The Orange County Chapter of Financial Executives International (FEI) and local chapters of the Institute of Management Accountants (IMA) conducted surveys of their memberships in April and May, respectively.
Service providers are being hit harder than manufacturers, but even that sector shows signs of recovery. Kimco Staffing Services' CFO, Steve Bradley, reports, "Temporary staffing is a leading economic indicator. Our slowdown began in January 2008, flattened out over the last several months, and in May 2009 we started to see a slight increase. We anticipate a strong fourth quarter."
The IMA survey coordinator, Penn Post, President of Post Associates, noted that companies are employing a variety of cost cutting tactics to preserve cash and profitability. "Operational improvements are just as popular as expenditure reductions." He and Bob Eberlein, FEI survey coordinator, noted that companies are cutting labor costs, renegotiating costs with vendors, cutting back on discretionary projects, selling unproductive assets, merging departments, stepping up operational audits, and improving automation. Half of the respondents to the FEI survey are intensifying forecasting efforts to minimize surprises and one-third plan to secure outside financing to ensure liquidity.
Both surveys indicate that businesses are not in chaos and expect to recover.
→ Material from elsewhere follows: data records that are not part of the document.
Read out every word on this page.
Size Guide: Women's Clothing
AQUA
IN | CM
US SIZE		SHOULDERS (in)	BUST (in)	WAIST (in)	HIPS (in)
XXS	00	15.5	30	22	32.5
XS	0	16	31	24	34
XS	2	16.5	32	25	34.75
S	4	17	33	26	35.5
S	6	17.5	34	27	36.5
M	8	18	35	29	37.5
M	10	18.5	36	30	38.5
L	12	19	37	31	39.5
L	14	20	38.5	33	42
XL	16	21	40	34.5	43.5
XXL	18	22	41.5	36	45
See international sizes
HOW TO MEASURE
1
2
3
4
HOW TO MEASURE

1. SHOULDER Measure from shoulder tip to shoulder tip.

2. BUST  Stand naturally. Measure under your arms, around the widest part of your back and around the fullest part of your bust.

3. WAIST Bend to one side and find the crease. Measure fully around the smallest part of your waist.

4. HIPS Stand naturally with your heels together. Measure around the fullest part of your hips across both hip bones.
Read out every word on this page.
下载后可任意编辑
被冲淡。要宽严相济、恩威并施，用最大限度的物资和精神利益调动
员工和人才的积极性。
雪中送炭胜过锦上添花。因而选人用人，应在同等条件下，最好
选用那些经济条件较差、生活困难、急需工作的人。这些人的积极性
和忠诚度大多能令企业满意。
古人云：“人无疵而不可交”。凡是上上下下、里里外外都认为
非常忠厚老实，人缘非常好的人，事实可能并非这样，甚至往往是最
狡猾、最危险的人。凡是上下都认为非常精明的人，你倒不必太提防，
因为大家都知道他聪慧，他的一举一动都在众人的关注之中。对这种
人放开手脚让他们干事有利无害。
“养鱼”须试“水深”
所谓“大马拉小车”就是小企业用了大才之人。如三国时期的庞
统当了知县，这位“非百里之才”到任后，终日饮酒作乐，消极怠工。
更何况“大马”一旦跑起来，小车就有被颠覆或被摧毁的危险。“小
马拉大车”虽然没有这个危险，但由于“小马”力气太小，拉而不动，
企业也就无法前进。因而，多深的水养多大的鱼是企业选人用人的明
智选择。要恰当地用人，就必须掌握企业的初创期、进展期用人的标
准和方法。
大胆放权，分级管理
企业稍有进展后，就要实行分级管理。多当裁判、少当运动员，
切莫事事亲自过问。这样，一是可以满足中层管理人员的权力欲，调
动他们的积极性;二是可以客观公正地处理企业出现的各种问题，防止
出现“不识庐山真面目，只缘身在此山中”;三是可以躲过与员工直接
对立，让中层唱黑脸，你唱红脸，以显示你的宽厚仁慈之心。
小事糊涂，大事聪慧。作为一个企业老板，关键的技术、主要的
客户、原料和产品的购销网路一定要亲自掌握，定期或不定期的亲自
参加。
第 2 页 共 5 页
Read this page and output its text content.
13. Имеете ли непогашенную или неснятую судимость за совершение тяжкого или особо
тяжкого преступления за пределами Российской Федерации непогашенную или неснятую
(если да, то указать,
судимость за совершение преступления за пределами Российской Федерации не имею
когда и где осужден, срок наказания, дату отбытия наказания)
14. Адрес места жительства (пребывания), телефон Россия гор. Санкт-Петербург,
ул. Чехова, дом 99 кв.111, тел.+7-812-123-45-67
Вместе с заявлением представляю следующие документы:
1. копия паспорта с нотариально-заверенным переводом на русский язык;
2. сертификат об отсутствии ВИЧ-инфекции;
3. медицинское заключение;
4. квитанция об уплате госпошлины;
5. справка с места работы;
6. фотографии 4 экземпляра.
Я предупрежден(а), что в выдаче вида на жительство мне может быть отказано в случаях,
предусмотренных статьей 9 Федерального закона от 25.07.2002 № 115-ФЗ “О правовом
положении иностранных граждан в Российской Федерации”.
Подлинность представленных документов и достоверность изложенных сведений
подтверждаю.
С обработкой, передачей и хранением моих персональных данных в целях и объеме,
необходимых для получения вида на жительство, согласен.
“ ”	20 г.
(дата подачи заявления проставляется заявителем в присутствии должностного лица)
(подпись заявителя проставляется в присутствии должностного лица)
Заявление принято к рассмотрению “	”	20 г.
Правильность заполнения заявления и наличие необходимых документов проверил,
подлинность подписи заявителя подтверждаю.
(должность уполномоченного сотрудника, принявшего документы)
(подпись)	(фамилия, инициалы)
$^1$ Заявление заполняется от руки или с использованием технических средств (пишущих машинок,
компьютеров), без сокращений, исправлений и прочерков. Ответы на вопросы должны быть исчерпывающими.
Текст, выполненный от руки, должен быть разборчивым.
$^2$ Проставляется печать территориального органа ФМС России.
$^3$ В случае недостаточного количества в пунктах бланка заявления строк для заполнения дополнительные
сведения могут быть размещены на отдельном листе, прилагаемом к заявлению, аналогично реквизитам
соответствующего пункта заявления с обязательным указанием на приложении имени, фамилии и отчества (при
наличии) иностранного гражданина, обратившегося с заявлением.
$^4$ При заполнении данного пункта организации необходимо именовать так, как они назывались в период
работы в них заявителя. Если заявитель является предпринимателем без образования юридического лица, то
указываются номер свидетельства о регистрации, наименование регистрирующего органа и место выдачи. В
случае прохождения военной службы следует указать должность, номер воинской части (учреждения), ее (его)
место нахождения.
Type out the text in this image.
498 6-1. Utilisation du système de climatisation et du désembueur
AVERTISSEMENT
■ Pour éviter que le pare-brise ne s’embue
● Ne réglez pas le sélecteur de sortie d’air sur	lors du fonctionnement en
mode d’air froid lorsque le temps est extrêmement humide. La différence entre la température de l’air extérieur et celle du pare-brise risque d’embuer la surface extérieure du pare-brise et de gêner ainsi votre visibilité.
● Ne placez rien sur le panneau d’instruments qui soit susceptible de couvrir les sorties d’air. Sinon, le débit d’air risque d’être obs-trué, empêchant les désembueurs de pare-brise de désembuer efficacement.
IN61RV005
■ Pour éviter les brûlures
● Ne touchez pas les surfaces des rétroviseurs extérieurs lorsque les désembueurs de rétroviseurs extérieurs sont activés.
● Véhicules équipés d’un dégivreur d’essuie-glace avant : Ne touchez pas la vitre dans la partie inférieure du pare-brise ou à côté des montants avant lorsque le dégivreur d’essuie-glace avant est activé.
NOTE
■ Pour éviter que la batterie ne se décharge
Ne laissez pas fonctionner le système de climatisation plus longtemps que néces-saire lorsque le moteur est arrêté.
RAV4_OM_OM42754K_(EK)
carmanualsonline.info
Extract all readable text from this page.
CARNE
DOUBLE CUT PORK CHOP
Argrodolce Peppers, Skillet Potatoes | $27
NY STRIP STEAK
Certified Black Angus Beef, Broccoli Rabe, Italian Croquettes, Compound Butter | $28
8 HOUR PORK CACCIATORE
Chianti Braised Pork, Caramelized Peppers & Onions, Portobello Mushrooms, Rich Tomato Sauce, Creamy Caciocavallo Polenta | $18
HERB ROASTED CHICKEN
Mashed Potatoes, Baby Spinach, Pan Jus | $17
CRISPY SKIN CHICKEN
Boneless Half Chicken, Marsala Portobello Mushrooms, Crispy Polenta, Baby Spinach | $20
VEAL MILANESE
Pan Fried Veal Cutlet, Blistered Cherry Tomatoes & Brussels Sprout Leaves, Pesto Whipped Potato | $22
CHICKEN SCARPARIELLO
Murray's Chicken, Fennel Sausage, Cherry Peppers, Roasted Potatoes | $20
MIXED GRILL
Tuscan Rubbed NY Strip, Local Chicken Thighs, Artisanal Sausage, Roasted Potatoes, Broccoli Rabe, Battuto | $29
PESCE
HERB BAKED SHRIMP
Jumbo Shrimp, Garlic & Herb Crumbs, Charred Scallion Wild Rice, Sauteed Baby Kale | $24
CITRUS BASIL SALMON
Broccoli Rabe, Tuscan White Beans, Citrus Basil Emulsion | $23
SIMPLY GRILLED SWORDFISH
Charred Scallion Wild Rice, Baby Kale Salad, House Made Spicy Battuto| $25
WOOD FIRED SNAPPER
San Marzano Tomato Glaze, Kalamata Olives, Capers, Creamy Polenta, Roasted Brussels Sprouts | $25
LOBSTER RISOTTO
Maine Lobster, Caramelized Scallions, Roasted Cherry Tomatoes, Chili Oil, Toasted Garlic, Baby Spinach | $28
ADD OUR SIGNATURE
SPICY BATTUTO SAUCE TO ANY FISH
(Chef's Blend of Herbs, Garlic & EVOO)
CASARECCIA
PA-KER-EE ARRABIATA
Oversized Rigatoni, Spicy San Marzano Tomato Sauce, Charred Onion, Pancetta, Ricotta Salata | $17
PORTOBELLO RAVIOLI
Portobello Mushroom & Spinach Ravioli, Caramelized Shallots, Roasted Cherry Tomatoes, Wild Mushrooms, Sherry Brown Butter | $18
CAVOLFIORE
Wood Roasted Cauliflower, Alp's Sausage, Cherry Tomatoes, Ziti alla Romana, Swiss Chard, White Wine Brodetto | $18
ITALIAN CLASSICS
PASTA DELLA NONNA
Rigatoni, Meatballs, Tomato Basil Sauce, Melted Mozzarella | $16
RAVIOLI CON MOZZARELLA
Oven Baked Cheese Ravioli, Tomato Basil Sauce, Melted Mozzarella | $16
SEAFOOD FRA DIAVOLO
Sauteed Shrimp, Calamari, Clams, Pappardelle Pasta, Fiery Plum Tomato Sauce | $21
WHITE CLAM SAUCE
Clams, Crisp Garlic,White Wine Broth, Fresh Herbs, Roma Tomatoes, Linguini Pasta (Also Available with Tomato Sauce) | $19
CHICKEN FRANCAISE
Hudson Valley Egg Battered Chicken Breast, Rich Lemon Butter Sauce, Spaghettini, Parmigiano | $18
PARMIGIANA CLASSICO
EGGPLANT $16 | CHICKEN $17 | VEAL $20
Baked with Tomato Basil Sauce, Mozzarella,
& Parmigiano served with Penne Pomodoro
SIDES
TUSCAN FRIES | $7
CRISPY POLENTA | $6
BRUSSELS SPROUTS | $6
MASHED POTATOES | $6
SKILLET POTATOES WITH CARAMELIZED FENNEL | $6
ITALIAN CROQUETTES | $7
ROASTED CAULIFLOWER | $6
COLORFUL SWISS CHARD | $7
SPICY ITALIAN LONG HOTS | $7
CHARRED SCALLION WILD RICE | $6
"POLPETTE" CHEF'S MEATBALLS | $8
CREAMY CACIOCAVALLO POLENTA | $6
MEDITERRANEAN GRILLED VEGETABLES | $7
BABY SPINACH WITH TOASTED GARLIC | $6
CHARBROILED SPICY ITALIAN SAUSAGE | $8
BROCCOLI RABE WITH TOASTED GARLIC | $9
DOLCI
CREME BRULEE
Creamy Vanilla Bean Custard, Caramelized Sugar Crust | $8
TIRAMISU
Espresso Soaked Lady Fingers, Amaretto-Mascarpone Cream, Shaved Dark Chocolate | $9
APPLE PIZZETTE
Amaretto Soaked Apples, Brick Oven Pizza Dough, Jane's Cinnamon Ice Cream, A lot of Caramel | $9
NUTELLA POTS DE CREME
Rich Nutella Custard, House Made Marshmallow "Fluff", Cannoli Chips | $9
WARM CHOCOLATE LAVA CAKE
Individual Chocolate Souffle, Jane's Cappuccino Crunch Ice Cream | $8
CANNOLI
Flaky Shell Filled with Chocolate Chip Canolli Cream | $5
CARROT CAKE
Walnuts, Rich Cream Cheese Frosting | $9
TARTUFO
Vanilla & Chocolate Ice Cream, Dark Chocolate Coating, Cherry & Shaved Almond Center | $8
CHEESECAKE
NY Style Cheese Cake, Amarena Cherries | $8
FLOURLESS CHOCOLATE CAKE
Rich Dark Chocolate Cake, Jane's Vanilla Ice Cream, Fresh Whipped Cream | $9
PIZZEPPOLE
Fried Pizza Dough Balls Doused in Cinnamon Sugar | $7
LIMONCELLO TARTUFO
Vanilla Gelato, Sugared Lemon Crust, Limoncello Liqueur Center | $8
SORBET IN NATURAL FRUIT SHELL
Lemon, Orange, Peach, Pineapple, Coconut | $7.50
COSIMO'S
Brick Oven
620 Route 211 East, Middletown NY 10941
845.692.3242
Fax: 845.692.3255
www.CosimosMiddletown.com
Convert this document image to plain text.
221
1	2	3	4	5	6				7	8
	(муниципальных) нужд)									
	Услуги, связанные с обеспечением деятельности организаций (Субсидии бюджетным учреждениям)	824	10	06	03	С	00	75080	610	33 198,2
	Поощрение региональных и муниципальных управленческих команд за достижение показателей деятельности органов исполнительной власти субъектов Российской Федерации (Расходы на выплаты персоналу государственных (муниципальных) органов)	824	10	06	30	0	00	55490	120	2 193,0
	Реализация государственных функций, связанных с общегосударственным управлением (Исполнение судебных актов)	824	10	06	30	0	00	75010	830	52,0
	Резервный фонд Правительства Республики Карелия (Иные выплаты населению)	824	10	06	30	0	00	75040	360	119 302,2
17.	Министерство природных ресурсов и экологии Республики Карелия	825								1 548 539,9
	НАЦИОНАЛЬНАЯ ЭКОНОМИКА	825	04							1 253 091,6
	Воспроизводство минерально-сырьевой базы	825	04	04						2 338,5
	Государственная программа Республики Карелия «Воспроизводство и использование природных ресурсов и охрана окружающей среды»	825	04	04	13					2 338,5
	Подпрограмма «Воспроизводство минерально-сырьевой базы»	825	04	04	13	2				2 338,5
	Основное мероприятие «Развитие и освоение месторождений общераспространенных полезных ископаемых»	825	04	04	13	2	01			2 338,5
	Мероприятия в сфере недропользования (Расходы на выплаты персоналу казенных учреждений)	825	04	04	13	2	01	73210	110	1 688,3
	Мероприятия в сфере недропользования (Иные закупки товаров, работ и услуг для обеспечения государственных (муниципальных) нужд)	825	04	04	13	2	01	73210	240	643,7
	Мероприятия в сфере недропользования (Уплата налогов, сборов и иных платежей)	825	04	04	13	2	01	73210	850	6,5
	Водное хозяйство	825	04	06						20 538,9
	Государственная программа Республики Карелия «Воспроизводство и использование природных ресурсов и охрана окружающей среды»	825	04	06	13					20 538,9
Nearly half of respondents have increased efforts to introduce new products. Prices are stable in their markets (72 percent in the FEI survey indicate no change in pricing strategy). Leaders are simultaneously optimizing current productivity and investing in future productivity. Many are investing in associate training, improving internal communications and other fundamentals. The management focus appears to be on cutting costs to remain profitable and acquiring market share in their core markets, while investing in new products and core processes at the same time.
While there is plenty of uncertainty, the surveys indicate that Southern California business leaders remain optimistic for the future. The Southern California market remains very diverse. As Troy Dunkel, President of the Orange County Chapter of FEI noted, this "allows us to absorb shocks better than so many communities with narrowly focused economies."
Chris Stiehl, President of StiehlWorks, a local market research firm, consulted on the projects. "The respondents on both surveys were anxious to share their ideas," Stiehl said. "The results represent the thinking of nearly 100 finance professionals in the area, but not necessarily FEI or IMA."